Phil Tennant: Yeah, thank you for that question. Absolutely. We have global ambition with PRGN-2012, so we would approach market sizing, opportunity assessment, you know, in much the same way that we would do for the US, for instance. And there is a sizable disease burden. Obviously, the unmet need is still high. Different countries have different vaccine programs, but the impact of those vaccine programs for the younger population to flow through into the adult population is probably 20 to 30 years out. So we still believe there is a significant commercial opportunity even in those countries where they do have the vaccine program for younger adults and adolescents. So, yeah, we’re absolutely looking at all of those opportunities XUS to build a true global picture of the opportunity.

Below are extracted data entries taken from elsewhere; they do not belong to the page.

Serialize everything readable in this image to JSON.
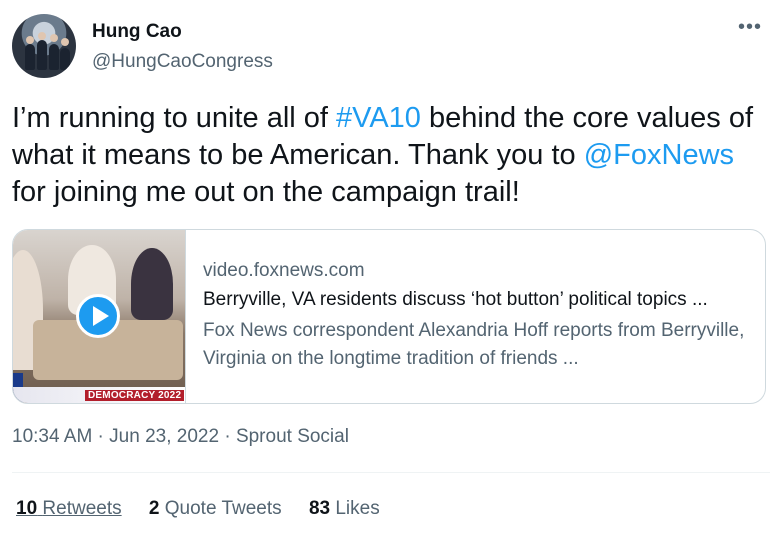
{
  "author": {
    "name": "Hung Cao",
    "handle": "@HungCaoCongress"
  },
  "more_icon": "•••",
  "tweet": {
    "text_1": "I’m running to unite all of ",
    "hashtag": "#VA10",
    "text_2": " behind the core values of what it means to be American. Thank you to ",
    "mention": "@FoxNews",
    "text_3": " for joining me out on the campaign trail!"
  },
  "card": {
    "domain": "video.foxnews.com",
    "title": "Berryville, VA residents discuss ‘hot button’ political topics ...",
    "description": "Fox News correspondent Alexandria Hoff reports from Berryville, Virginia on the longtime tradition of friends ...",
    "thumbnail_banner": "DEMOCRACY 2022"
  },
  "meta": {
    "time": "10:34 AM",
    "separator": " · ",
    "date": "Jun 23, 2022",
    "source": "Sprout Social"
  },
  "stats": {
    "retweets_count": "10",
    "retweets_label": "Retweets",
    "quotes_count": "2",
    "quotes_label": "Quote Tweets",
    "likes_count": "83",
    "likes_label": "Likes"
  },
  "colors": {
    "link": "#1d9bf0",
    "text": "#0f1419",
    "secondary": "#536471",
    "border": "#cfd9de"
  }
}
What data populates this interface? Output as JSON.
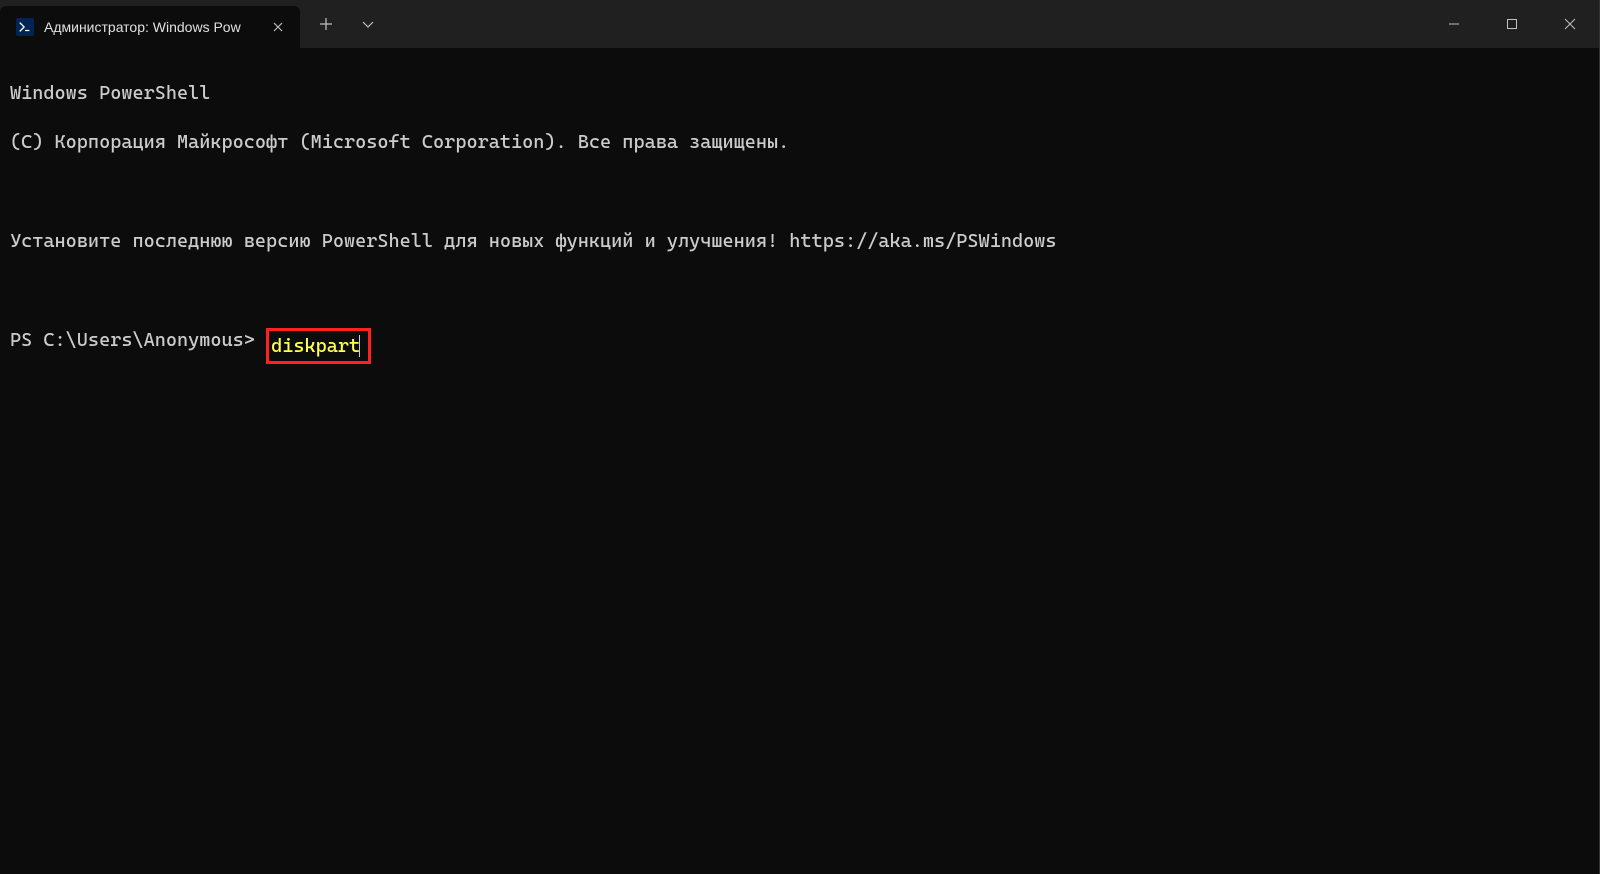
{
  "titlebar": {
    "tab": {
      "title": "Администратор: Windows Pow",
      "icon": "powershell-icon"
    }
  },
  "terminal": {
    "lines": [
      "Windows PowerShell",
      "(C) Корпорация Майкрософт (Microsoft Corporation). Все права защищены.",
      "",
      "Установите последнюю версию PowerShell для новых функций и улучшения! https://aka.ms/PSWindows",
      ""
    ],
    "prompt": "PS C:\\Users\\Anonymous> ",
    "command": "diskpart"
  },
  "colors": {
    "highlight_border": "#ff2020",
    "command_text": "#ffff55",
    "terminal_bg": "#0c0c0c",
    "titlebar_bg": "#202020"
  }
}
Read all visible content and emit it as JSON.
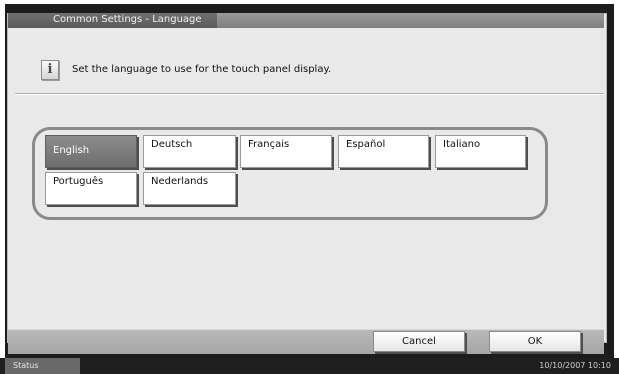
{
  "header": {
    "title": "Common Settings - Language"
  },
  "info": {
    "icon": "info-icon",
    "glyph": "i",
    "instruction": "Set the language to use for the touch panel display."
  },
  "languages": {
    "selected": "English",
    "items": [
      {
        "label": "English"
      },
      {
        "label": "Deutsch"
      },
      {
        "label": "Français"
      },
      {
        "label": "Español"
      },
      {
        "label": "Italiano"
      },
      {
        "label": "Português"
      },
      {
        "label": "Nederlands"
      }
    ]
  },
  "footer": {
    "cancel_label": "Cancel",
    "ok_label": "OK"
  },
  "status": {
    "label": "Status",
    "datetime": "10/10/2007   10:10"
  }
}
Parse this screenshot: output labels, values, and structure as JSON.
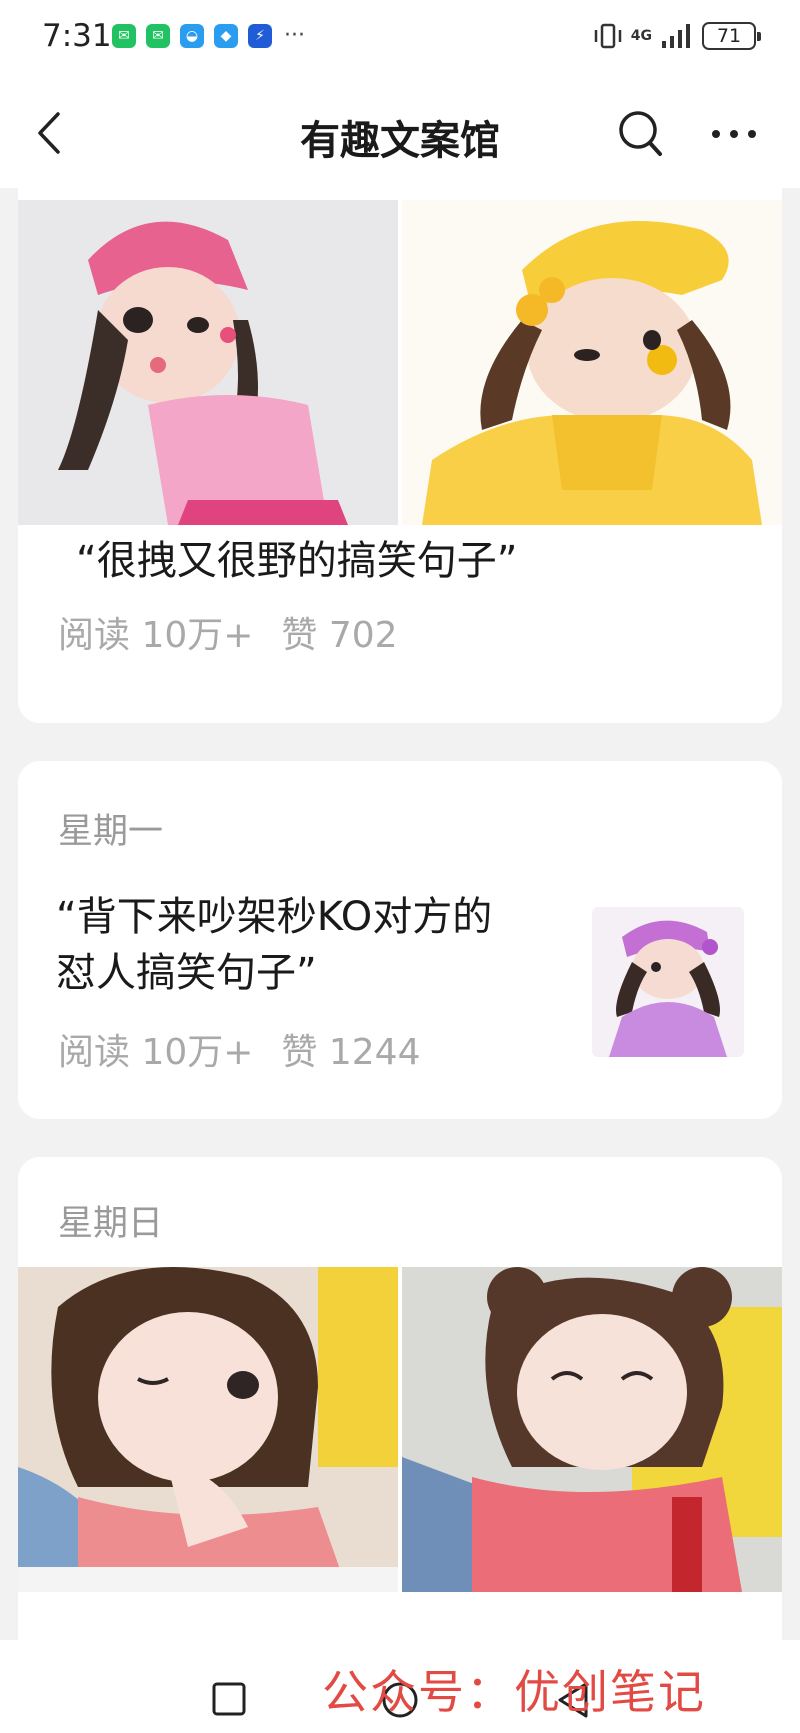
{
  "status_bar": {
    "time": "7:31",
    "network": "4G",
    "battery": "71",
    "more_glyph": "···"
  },
  "nav": {
    "title": "有趣文案馆",
    "back_icon": "chevron-left-icon",
    "search_icon": "search-icon",
    "more_icon": "more-dots-icon"
  },
  "articles": [
    {
      "title": "“很拽又很野的搞笑句子”",
      "reads_label": "阅读 10万+",
      "likes_label": "赞 702"
    },
    {
      "day": "星期一",
      "title_line1": "“背下来吵架秒KO对方的",
      "title_line2": "怼人搞笑句子”",
      "reads_label": "阅读 10万+",
      "likes_label": "赞 1244"
    },
    {
      "day": "星期日"
    }
  ],
  "watermark": "公众号：优创笔记",
  "colors": {
    "background": "#f2f2f2",
    "card": "#ffffff",
    "meta_text": "#a9a9a9",
    "watermark": "#e24a44"
  }
}
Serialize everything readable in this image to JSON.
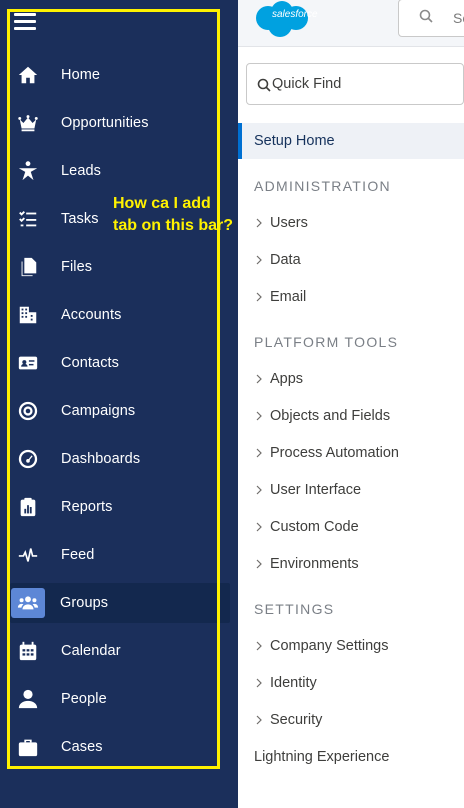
{
  "sidebar": {
    "items": [
      {
        "label": "Home",
        "icon": "home-icon"
      },
      {
        "label": "Opportunities",
        "icon": "crown-icon"
      },
      {
        "label": "Leads",
        "icon": "star-person-icon"
      },
      {
        "label": "Tasks",
        "icon": "task-list-icon"
      },
      {
        "label": "Files",
        "icon": "files-icon"
      },
      {
        "label": "Accounts",
        "icon": "building-icon"
      },
      {
        "label": "Contacts",
        "icon": "contact-card-icon"
      },
      {
        "label": "Campaigns",
        "icon": "target-icon"
      },
      {
        "label": "Dashboards",
        "icon": "gauge-icon"
      },
      {
        "label": "Reports",
        "icon": "clipboard-chart-icon"
      },
      {
        "label": "Feed",
        "icon": "pulse-icon"
      },
      {
        "label": "Groups",
        "icon": "groups-icon",
        "active": true
      },
      {
        "label": "Calendar",
        "icon": "calendar-icon"
      },
      {
        "label": "People",
        "icon": "person-icon"
      },
      {
        "label": "Cases",
        "icon": "briefcase-icon"
      }
    ]
  },
  "annotation": {
    "line1": "How ca I add",
    "line2": "tab on this bar?"
  },
  "header": {
    "logo_text": "salesforce",
    "search_placeholder": "Se"
  },
  "setup": {
    "quick_find_placeholder": "Quick Find",
    "setup_home": "Setup Home",
    "sections": [
      {
        "title": "ADMINISTRATION",
        "items": [
          "Users",
          "Data",
          "Email"
        ]
      },
      {
        "title": "PLATFORM TOOLS",
        "items": [
          "Apps",
          "Objects and Fields",
          "Process Automation",
          "User Interface",
          "Custom Code",
          "Environments"
        ]
      },
      {
        "title": "SETTINGS",
        "items": [
          "Company Settings",
          "Identity",
          "Security"
        ]
      }
    ],
    "footer_link": "Lightning Experience"
  },
  "colors": {
    "nav_bg": "#1b2f5b",
    "highlight": "#fff200",
    "accent": "#0070d2",
    "logo": "#00a1e0"
  }
}
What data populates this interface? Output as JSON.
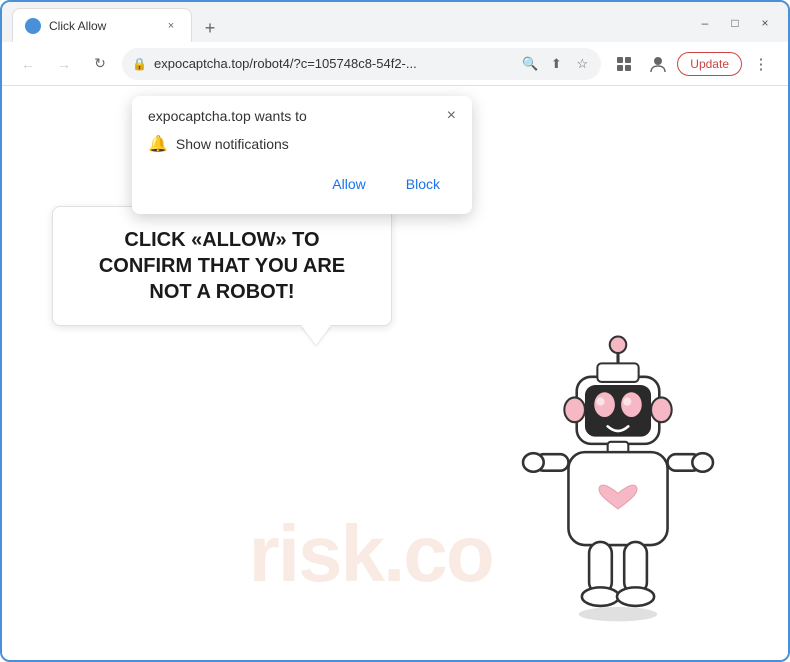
{
  "window": {
    "title": "Click Allow",
    "controls": {
      "minimize": "–",
      "maximize": "□",
      "close": "×"
    }
  },
  "tab": {
    "favicon": "●",
    "title": "Click Allow",
    "close": "×"
  },
  "new_tab_btn": "+",
  "address_bar": {
    "lock_icon": "🔒",
    "url": "expocaptcha.top/robot4/?c=105748c8-54f2-...",
    "search_icon": "🔍",
    "share_icon": "⬆",
    "star_icon": "☆",
    "extensions_icon": "⊡",
    "profile_icon": "👤",
    "update_label": "Update",
    "menu_icon": "⋮"
  },
  "nav": {
    "back": "←",
    "forward": "→",
    "refresh": "↻"
  },
  "notification_popup": {
    "title": "expocaptcha.top wants to",
    "close": "×",
    "notification_icon": "🔔",
    "notification_text": "Show notifications",
    "allow_label": "Allow",
    "block_label": "Block"
  },
  "speech_bubble": {
    "text": "CLICK «ALLOW» TO CONFIRM THAT YOU ARE NOT A ROBOT!"
  },
  "watermark": {
    "text": "risk.co"
  },
  "colors": {
    "border": "#4a90d9",
    "allow_text": "#1a73e8",
    "block_text": "#1a73e8",
    "update_border": "#c44444",
    "update_text": "#c44444"
  }
}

Jennifer Kim: All right, thank you.

Helen Sabzevari: Thank you, Jen.

Operator: Thank you. There are no further questions at this time. I will now hand a call back to Dr. Helen Sabzevari for the closing remarks.

Helen Sabzevari : Thank you very much. First of all, I want to thank all of you for the thoughtful questions. As you can see, this is a very pivotal and exciting time for us at Precigen. We are one step closer to bringing in a first-ever treatment to a patient population that is desperate — in desperate need of a treatment. I want to take this opportunity to truly thank our team at Precigen for their tireless work over the past several years. Without them, we would have not been where we are today. We could have not delivered what we are delivering for a patient. And I just want to highlight my gratitude and also say I’m — it’s been a privilege to stand next to this team at such a high caliber. So, thank every one of the members of this.

Of course, we thank our patients for the trust and the enrollment and we are happy with the results that we are seeing for our patients. And finally, I want to thank all of our investigators and all of the physicians that are really treating these devastating diseases out there, which they are outstanding. And finally, thank you to all of our shareholders for their continued support. So with that, I thank you and wish you a great day.

Operator: Thank you. Ladies and gentlemen, the conference has now ended. Thank you all for joining. You may all disconnect your lines.